Some mornings Isabelle will have a cup of coffee with Alina before she makes her way to Daniel’s cabin. In those early-morning conversations she hears about the resentments Alina can’t free herself from, the legacy of Daniel’s transgressions as a father, which his daughter still needs to air.

“Did your mother make it hard for him to see you?” Isabelle suggests as a counterpoint to all the accusations.

“That’s no excuse.”

“No, but maybe an explanation.”

“Not enough of one.”

And the topic is closed for that day, and Isabelle makes her way across the meadow to do battle with an even more worthy adversary.

Daniel makes sure he’s up and shaved and dressed by the time Isabelle gets there. Now he has a reason to get out of bed, not that he tells her that. Instead he starts each morning’s conversation with, “Let’s make this your last day here.”

“Mmmm,” Isabelle will usually say, then busy herself making tea for them both. Even though she’d like another cup of coffee, she drinks tea with Daniel.

“Doesn’t your husband want you home?” Daniel says this morning, a week into Isabelle’s visit, when they’ve had time to develop a routine.

“I’m sure he does.”

“I’m glad you didn’t marry that global do-gooder.”

And Isabelle laughs: such a reductionist labeling of Casey. But not inaccurate.

“Me, too, but that was never an option.” Then: “I married the right man.”

And Daniel nods but doesn’t say anything. From what she’s told him about Michael, he agrees with her.

This morning he’s feeling strong enough to go outside with her. They switch his oxygen to a portable canister with wheels and take it with them. Daniel manages to walk to a bench Bev has set up for him at the edge of Foyle’s Pond, overlooking the meadow. By the time he settles himself down on the bench, his chest is heaving with the effort of walking and breathing at the same time. And he is coughing, a hacking sound that’s hard to hear. Isabelle waits for it to quiet, for Daniel to return to himself.

They sit in the sun, the lush panorama of wildflowers in front of them — the mountain lupines, which come back every year, the sunny black-eyed Susans, and the delicate white lace of the tall yarrow heads that sway with every whisper of a breeze.

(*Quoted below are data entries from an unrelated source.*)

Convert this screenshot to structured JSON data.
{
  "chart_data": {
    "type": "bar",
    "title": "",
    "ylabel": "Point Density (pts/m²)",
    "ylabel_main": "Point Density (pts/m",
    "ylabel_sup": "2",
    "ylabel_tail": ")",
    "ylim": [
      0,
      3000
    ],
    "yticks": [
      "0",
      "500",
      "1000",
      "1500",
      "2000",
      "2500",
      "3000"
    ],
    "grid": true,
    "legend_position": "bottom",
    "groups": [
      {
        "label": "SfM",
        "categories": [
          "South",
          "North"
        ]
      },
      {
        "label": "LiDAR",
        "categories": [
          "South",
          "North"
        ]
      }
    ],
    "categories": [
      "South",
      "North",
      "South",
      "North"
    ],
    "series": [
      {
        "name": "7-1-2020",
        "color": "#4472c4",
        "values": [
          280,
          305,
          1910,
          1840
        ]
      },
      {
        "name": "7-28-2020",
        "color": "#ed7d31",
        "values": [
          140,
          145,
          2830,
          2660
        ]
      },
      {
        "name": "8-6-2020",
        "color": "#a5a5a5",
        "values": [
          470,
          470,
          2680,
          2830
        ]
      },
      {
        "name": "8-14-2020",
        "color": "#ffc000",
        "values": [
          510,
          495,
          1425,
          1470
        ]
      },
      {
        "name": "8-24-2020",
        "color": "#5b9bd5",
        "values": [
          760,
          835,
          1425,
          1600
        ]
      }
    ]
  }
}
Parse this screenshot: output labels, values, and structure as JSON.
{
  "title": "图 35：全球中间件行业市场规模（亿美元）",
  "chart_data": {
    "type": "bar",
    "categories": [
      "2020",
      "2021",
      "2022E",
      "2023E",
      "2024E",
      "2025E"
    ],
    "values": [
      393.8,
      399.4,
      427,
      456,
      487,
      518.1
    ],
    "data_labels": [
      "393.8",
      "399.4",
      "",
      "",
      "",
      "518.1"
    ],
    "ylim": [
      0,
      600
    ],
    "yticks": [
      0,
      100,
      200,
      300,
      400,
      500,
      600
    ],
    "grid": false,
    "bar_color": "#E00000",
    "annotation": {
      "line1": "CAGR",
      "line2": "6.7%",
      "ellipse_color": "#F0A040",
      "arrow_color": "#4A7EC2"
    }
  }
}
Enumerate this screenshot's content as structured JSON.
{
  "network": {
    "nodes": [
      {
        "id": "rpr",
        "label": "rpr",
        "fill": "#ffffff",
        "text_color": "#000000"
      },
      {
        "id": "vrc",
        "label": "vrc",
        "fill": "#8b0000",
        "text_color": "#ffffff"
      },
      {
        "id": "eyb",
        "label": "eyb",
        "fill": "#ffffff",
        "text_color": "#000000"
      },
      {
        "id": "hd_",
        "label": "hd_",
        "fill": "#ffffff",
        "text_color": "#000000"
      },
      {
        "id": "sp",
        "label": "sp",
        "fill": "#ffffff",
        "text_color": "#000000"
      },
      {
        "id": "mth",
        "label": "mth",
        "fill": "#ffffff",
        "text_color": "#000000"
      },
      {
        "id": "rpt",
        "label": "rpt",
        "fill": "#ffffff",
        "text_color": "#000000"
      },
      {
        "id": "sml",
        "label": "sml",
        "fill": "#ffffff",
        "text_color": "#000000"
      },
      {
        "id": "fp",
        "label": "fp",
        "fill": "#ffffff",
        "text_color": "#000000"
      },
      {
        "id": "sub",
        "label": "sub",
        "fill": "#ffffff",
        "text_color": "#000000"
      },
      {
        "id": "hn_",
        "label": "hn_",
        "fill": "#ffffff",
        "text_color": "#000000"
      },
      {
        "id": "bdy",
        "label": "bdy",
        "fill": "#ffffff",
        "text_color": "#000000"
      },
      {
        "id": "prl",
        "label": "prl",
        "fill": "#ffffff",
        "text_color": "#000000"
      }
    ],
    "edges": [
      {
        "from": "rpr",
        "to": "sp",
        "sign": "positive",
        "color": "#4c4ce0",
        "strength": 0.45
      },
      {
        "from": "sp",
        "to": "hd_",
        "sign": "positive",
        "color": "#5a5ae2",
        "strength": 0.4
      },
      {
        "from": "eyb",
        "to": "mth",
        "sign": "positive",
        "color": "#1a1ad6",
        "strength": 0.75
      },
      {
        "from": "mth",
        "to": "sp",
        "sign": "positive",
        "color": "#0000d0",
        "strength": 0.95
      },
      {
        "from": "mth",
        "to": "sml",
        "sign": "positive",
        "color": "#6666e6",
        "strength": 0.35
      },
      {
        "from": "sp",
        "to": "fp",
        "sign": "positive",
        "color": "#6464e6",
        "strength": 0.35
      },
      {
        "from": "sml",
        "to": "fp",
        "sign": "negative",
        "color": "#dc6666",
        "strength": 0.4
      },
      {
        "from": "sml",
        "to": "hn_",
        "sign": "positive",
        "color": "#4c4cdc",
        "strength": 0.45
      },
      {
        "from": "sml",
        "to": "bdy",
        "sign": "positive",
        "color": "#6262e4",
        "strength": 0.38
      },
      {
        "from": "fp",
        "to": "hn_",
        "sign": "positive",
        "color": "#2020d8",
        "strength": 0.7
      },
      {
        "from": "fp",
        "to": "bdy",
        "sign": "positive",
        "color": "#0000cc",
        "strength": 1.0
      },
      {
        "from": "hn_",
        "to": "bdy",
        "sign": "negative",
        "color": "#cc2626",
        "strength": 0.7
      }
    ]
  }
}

A portion of the meadow closest to the barn has been converted into a vegetable garden in the years since Isabelle has been here, with a handsome wood-and-wire fence enclosing it to deter the deer and other woodland creatures — Jesse’s work, she’s sure. And inside the fence Isabelle can see obsessively straight rows of seedlings, a bamboo teepee for pole beans, a trellis for cucumbers and one for peas, mounds of zucchini and yellow squash plants just starting to sprawl, squares measured out for basil and peppers of all kinds. Everything as neatly composed as Alina’s living quarters.

And she is there, on her knees in the garden, weeding carefully around the fledgling plants. She doesn’t look up, doesn’t acknowledge them, as consumed in this task as she is when sitting at her potter’s wheel.